What this resulted in, according to Trotter, was bad actors of all kinds being given notice that they would be given no right of reply whatsoever. 

"Henceforth, it would be the duty of journalists to provide their readers, listeners and viewers with moral clarity," he said.

"When only one side is right, representing both sides can only be wrong.

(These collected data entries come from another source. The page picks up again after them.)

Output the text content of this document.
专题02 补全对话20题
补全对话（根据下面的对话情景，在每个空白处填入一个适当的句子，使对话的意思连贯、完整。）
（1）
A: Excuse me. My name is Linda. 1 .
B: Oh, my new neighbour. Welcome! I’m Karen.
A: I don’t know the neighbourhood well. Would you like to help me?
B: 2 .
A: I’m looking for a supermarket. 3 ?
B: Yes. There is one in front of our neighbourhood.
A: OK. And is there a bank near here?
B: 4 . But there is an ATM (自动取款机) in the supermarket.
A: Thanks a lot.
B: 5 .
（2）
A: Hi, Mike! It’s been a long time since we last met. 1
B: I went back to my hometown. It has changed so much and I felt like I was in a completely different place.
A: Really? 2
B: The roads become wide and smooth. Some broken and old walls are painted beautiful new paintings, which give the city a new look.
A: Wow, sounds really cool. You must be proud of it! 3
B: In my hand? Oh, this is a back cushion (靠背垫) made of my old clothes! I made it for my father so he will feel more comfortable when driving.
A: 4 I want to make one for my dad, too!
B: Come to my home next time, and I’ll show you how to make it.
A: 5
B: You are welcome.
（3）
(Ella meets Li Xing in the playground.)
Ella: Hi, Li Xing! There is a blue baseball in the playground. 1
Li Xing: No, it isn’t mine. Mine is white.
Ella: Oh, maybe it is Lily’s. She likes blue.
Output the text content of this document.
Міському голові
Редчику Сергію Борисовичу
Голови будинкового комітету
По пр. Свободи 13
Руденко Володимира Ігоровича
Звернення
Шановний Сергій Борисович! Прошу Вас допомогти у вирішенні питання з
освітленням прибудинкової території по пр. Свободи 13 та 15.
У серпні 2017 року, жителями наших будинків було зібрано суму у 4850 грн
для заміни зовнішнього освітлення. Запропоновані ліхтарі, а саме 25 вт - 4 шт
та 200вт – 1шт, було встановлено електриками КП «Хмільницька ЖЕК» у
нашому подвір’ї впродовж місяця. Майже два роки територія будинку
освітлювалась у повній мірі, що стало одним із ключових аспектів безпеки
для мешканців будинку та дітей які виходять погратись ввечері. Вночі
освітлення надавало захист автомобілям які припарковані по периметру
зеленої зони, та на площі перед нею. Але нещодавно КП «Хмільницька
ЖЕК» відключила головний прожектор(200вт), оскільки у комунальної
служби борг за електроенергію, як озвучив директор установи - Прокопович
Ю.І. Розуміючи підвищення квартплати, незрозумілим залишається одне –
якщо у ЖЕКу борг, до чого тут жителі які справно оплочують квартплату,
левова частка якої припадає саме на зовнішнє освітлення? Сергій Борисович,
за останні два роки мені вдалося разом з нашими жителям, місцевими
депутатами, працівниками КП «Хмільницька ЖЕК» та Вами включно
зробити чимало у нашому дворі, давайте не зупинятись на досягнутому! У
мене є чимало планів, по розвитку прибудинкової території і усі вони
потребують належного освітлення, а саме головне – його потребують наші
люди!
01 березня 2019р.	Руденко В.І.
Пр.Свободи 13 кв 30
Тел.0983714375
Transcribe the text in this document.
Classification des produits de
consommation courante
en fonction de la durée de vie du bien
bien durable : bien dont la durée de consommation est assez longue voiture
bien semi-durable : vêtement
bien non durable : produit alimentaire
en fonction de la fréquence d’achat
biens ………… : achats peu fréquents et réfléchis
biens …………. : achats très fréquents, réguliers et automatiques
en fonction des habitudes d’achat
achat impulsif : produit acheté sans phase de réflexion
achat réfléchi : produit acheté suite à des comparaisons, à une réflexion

Ergo, falsehood must be de-platformed."

Trotter went on to say it was difficult to imagine a worse moment for news media to be confronted with an existential challenge on the scale of the Covid-19 pandemic

He said the media, which was "already morally compromised by the self-imposed strictures of its journalism of kindness", was now finding itself more-or-less conscripted into justifying "the deeply authoritarian state policies required to manage a full-scale national medical emergency".

"The idea that New Zealand now had a tame ‘state media’ began to grow in the minds of more and more New Zealanders."

He concluded by suggesting a new tribunal, untainted by the compromises and betrayals of the past six years, should be set up "to make certain that New Zealand’s journalists adhere to the long-established principles of their profession". 

"Our democracy demands no less," he said.